A state in India has banned Pulitzer-Prize winner Joseph Lelyveld’s new book about Mahatma Gandhi after reviews said it hints that Gandhi had a homosexual relationship.
The author responded, “The book does not say that Gandhi was bisexual or homosexual. It says that he was celibate and deeply attached to Kallenbach. This is not news.”
Chief minister of Gujarat, Narendra Modi, has asked the central government to ban the publication nationwide. Modi said Lelyveld should apologize publicly for “hurting the sentiments of millions of people.”

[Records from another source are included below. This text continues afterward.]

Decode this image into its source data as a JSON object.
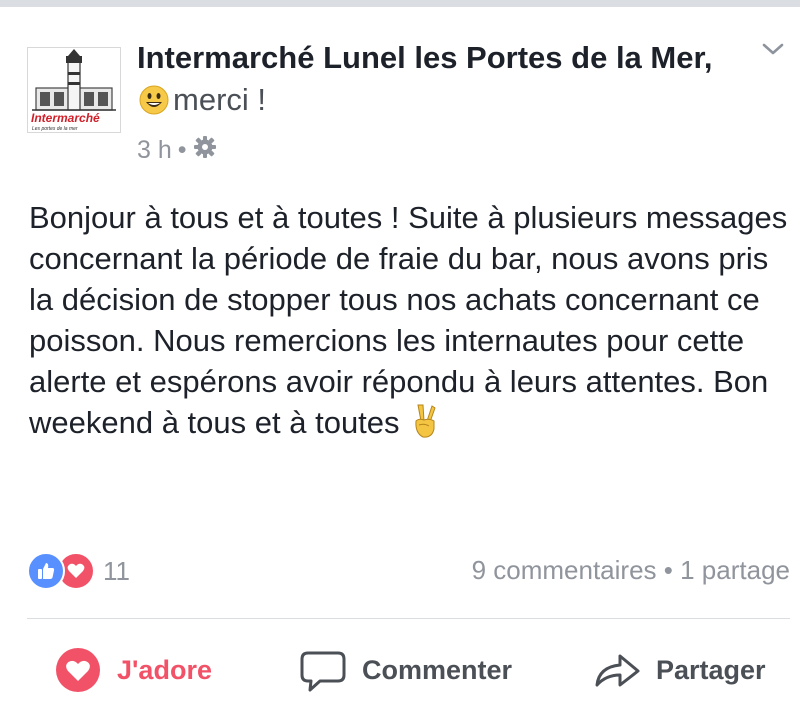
{
  "post": {
    "page_name": "Intermarché Lunel les Portes de la Mer,",
    "title_suffix": "merci !",
    "emoji_icon": "smiling-face-icon",
    "time": "3 h",
    "dot": "•",
    "privacy_icon": "gear-icon",
    "avatar_brand": "Intermarché",
    "avatar_tagline": "Les portes de la mer",
    "text": "Bonjour à tous et à toutes ! Suite à plusieurs messages concernant la période de fraie du bar, nous avons pris la décision de stopper tous nos achats concernant ce poisson. Nous remercions les internautes pour cette alerte et espérons avoir répondu à leurs attentes. Bon weekend à tous et à toutes",
    "text_emoji": "victory-hand-icon"
  },
  "reactions": {
    "count": "11",
    "icons": [
      "like-icon",
      "love-icon"
    ]
  },
  "stats": {
    "comments": "9 commentaires",
    "separator": "•",
    "shares": "1 partage"
  },
  "actions": {
    "love_label": "J'adore",
    "comment_label": "Commenter",
    "share_label": "Partager"
  },
  "colors": {
    "love": "#f25268",
    "like": "#5890ff",
    "text": "#1d2129",
    "muted": "#90949c"
  }
}
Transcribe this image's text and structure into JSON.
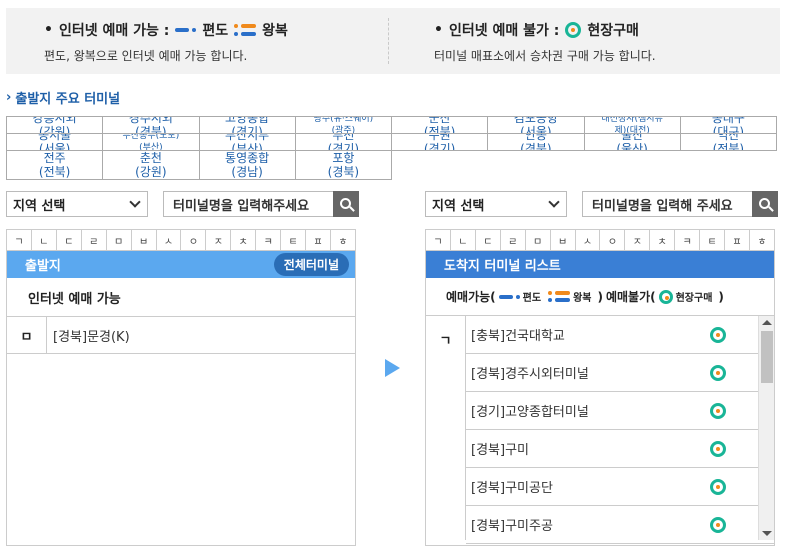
{
  "info": {
    "available": {
      "bullet": "•",
      "title": "인터넷 예매 가능 :",
      "oneway": "편도",
      "roundtrip": "왕복",
      "desc": "편도, 왕복으로 인터넷 예매 가능 합니다."
    },
    "unavailable": {
      "bullet": "•",
      "title": "인터넷 예매 불가 :",
      "onsite": "현장구매",
      "desc": "터미널 매표소에서 승차권 구매 가능 합니다."
    }
  },
  "major_section": {
    "chevron": "›",
    "title": "출발지 주요 터미널"
  },
  "major_terminals": [
    {
      "line1": "강릉시외",
      "line2": "(강원)",
      "small": false
    },
    {
      "line1": "경주시외",
      "line2": "(경북)",
      "small": false
    },
    {
      "line1": "고양종합",
      "line2": "(경기)",
      "small": false
    },
    {
      "line1": "광주(유·스퀘어)",
      "line2": "(광주)",
      "small": true
    },
    {
      "line1": "군산",
      "line2": "(전북)",
      "small": false
    },
    {
      "line1": "김포공항",
      "line2": "(서울)",
      "small": false
    },
    {
      "line1": "대전청사(샘시뮤",
      "line2": "제)(대전)",
      "small": true
    },
    {
      "line1": "동대구",
      "line2": "(대구)",
      "small": false
    },
    {
      "line1": "동서울",
      "line2": "(서울)",
      "small": false
    },
    {
      "line1": "부산동부(노포)",
      "line2": "(부산)",
      "small": true
    },
    {
      "line1": "부산서부",
      "line2": "(부산)",
      "small": false
    },
    {
      "line1": "부천",
      "line2": "(경기)",
      "small": false
    },
    {
      "line1": "수원",
      "line2": "(경기)",
      "small": false
    },
    {
      "line1": "안동",
      "line2": "(경북)",
      "small": false
    },
    {
      "line1": "울산",
      "line2": "(울산)",
      "small": false
    },
    {
      "line1": "익산",
      "line2": "(전북)",
      "small": false
    },
    {
      "line1": "전주",
      "line2": "(전북)",
      "small": false
    },
    {
      "line1": "춘천",
      "line2": "(강원)",
      "small": false
    },
    {
      "line1": "통영종합",
      "line2": "(경남)",
      "small": false
    },
    {
      "line1": "포항",
      "line2": "(경북)",
      "small": false
    }
  ],
  "consonants": [
    "ㄱ",
    "ㄴ",
    "ㄷ",
    "ㄹ",
    "ㅁ",
    "ㅂ",
    "ㅅ",
    "ㅇ",
    "ㅈ",
    "ㅊ",
    "ㅋ",
    "ㅌ",
    "ㅍ",
    "ㅎ"
  ],
  "departure": {
    "region_select": "지역 선택",
    "search_placeholder": "터미널명을 입력해주세요",
    "header": "출발지",
    "all_button": "전체터미널",
    "subheader": "인터넷 예매 가능",
    "rows": [
      {
        "index": "ㅁ",
        "name": "[경북]문경(K)"
      }
    ]
  },
  "arrival": {
    "region_select": "지역 선택",
    "search_placeholder": "터미널명을 입력해 주세요",
    "header": "도착지 터미널 리스트",
    "legend": {
      "available": "예매가능(",
      "oneway": "편도",
      "roundtrip": "왕복",
      "close_open": ")",
      "unavailable": "예매불가(",
      "onsite": "현장구매",
      "close_end": ")"
    },
    "index": "ㄱ",
    "items": [
      {
        "name": "[충북]건국대학교",
        "status": "onsite-icon"
      },
      {
        "name": "[경북]경주시외터미널",
        "status": "onsite-icon"
      },
      {
        "name": "[경기]고양종합터미널",
        "status": "onsite-icon"
      },
      {
        "name": "[경북]구미",
        "status": "onsite-icon"
      },
      {
        "name": "[경북]구미공단",
        "status": "onsite-icon"
      },
      {
        "name": "[경북]구미주공",
        "status": "onsite-icon"
      }
    ]
  }
}
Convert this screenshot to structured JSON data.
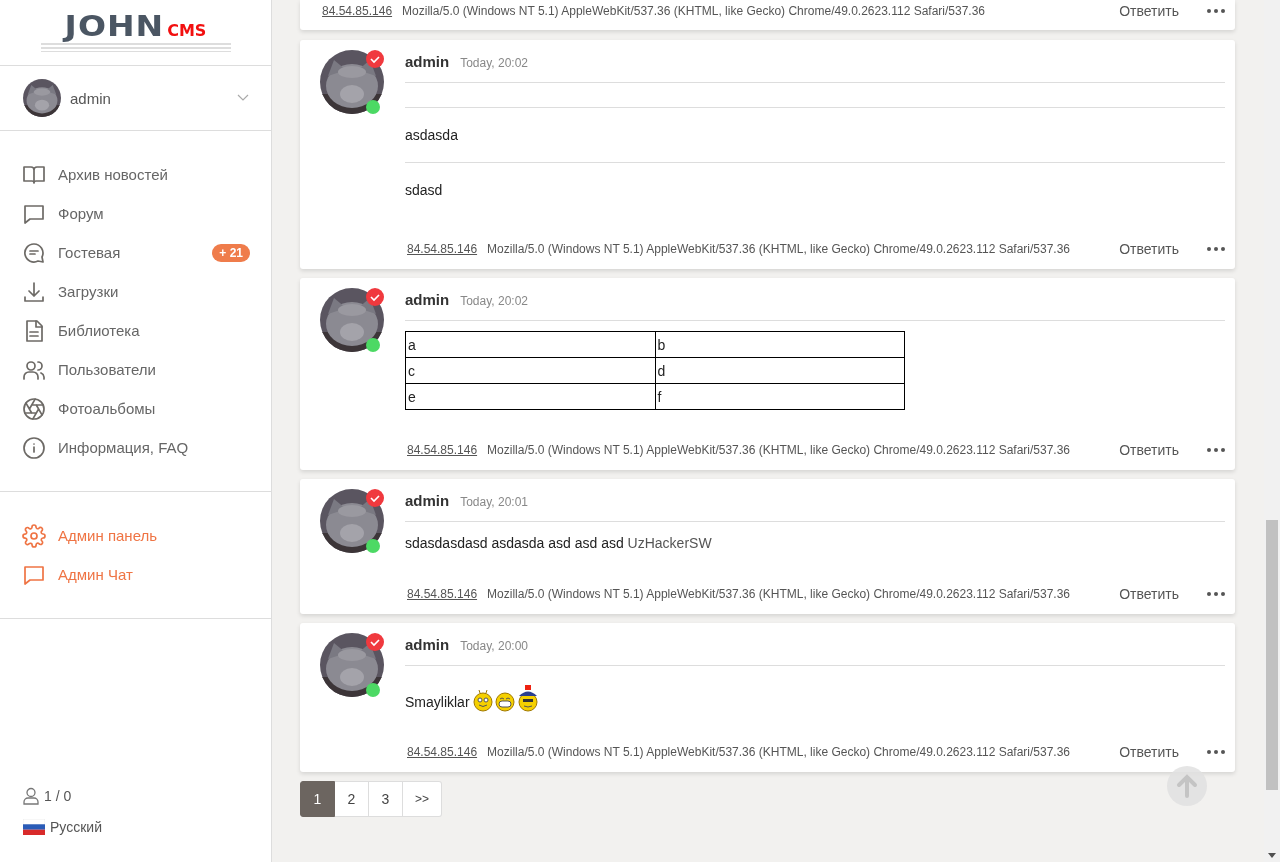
{
  "logo": {
    "main": "JOHN",
    "accent": "CMS"
  },
  "user": {
    "name": "admin"
  },
  "nav": [
    {
      "label": "Архив новостей"
    },
    {
      "label": "Форум"
    },
    {
      "label": "Гостевая",
      "badge": "+ 21"
    },
    {
      "label": "Загрузки"
    },
    {
      "label": "Библиотека"
    },
    {
      "label": "Пользователи"
    },
    {
      "label": "Фотоальбомы"
    },
    {
      "label": "Информация, FAQ"
    }
  ],
  "admin_nav": [
    {
      "label": "Админ панель"
    },
    {
      "label": "Админ Чат"
    }
  ],
  "footer": {
    "online": "1 / 0",
    "language": "Русский"
  },
  "posts": [
    {
      "ip": "84.54.85.146",
      "user_agent": "Mozilla/5.0 (Windows NT 5.1) AppleWebKit/537.36 (KHTML, like Gecko) Chrome/49.0.2623.112 Safari/537.36",
      "reply": "Ответить"
    },
    {
      "author": "admin",
      "time": "Today, 20:02",
      "verified": true,
      "online": true,
      "body": [
        {
          "kind": "rule"
        },
        {
          "kind": "text",
          "text": "asdasda"
        },
        {
          "kind": "rule"
        },
        {
          "kind": "text",
          "text": "sdasd"
        }
      ],
      "ip": "84.54.85.146",
      "user_agent": "Mozilla/5.0 (Windows NT 5.1) AppleWebKit/537.36 (KHTML, like Gecko) Chrome/49.0.2623.112 Safari/537.36",
      "reply": "Ответить"
    },
    {
      "author": "admin",
      "time": "Today, 20:02",
      "verified": true,
      "online": true,
      "body": [
        {
          "kind": "table",
          "rows": [
            [
              "a",
              "b"
            ],
            [
              "c",
              "d"
            ],
            [
              "e",
              "f"
            ]
          ]
        }
      ],
      "ip": "84.54.85.146",
      "user_agent": "Mozilla/5.0 (Windows NT 5.1) AppleWebKit/537.36 (KHTML, like Gecko) Chrome/49.0.2623.112 Safari/537.36",
      "reply": "Ответить"
    },
    {
      "author": "admin",
      "time": "Today, 20:01",
      "verified": true,
      "online": true,
      "body": [
        {
          "kind": "text",
          "text": "sdasdasdasd asdasda asd asd asd",
          "link": "UzHackerSW"
        }
      ],
      "ip": "84.54.85.146",
      "user_agent": "Mozilla/5.0 (Windows NT 5.1) AppleWebKit/537.36 (KHTML, like Gecko) Chrome/49.0.2623.112 Safari/537.36",
      "reply": "Ответить"
    },
    {
      "author": "admin",
      "time": "Today, 20:00",
      "verified": true,
      "online": true,
      "body": [
        {
          "kind": "smileys",
          "text": "Smayliklar"
        }
      ],
      "ip": "84.54.85.146",
      "user_agent": "Mozilla/5.0 (Windows NT 5.1) AppleWebKit/537.36 (KHTML, like Gecko) Chrome/49.0.2623.112 Safari/537.36",
      "reply": "Ответить"
    }
  ],
  "pagination": [
    {
      "label": "1",
      "selected": true
    },
    {
      "label": "2",
      "selected": false
    },
    {
      "label": "3",
      "selected": false
    },
    {
      "label": ">>",
      "selected": false
    }
  ]
}
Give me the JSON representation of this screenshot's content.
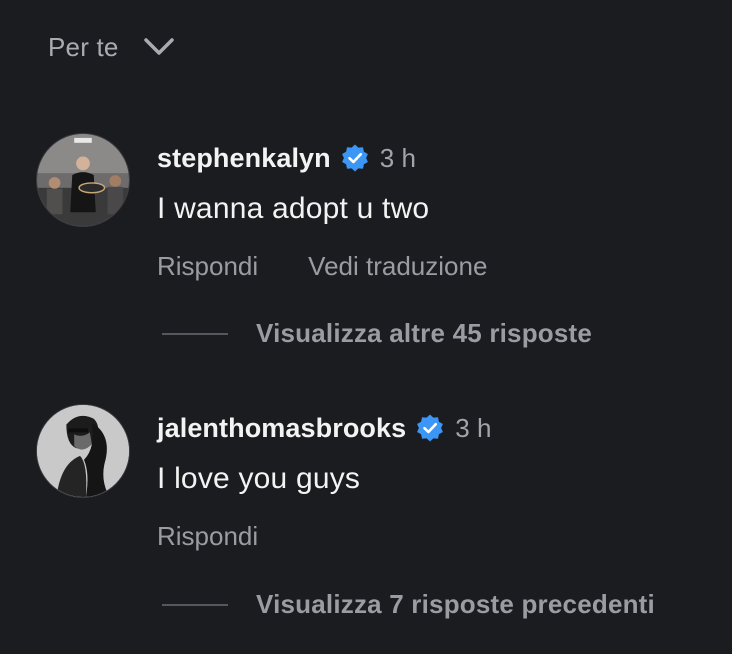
{
  "header": {
    "filter_label": "Per te",
    "chevron_icon": "chevron-down-icon"
  },
  "comments": [
    {
      "username": "stephenkalyn",
      "verified": true,
      "time": "3 h",
      "text": "I wanna adopt u two",
      "actions": [
        "Rispondi",
        "Vedi traduzione"
      ],
      "replies_label": "Visualizza altre 45 risposte"
    },
    {
      "username": "jalenthomasbrooks",
      "verified": true,
      "time": "3 h",
      "text": "I love you guys",
      "actions": [
        "Rispondi"
      ],
      "replies_label": "Visualizza 7 risposte precedenti"
    }
  ],
  "colors": {
    "background": "#1b1c20",
    "verified_badge": "#3b96f5",
    "secondary_text": "#9a9ca3"
  }
}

Had the author made direct claims about Gandhi’s sexual orientation, his work would be even more vehemently rejected in India and many other places in the world because archaic and bigoted views about sexuality are so pervasive. They really need to step into the present century and examine their intolerance.
Sudhir Kakar, a psychoanalyst who has written about Gandhi’s sexuality and reviewed some of his correspondence with Kallenbach, said he does not believe the two men were lovers. Gandhi’s great goals were nonviolence, celibacy and truth, Kakar said.
Some religions, like Hindu, promote the belief that you can just dissipate sexual urges and that celibacy will give you a special power or connection to God. Maybe, but unfortunately repression of sexual urges can also give you the “special power” of perversion, to the detriment of yourself and others.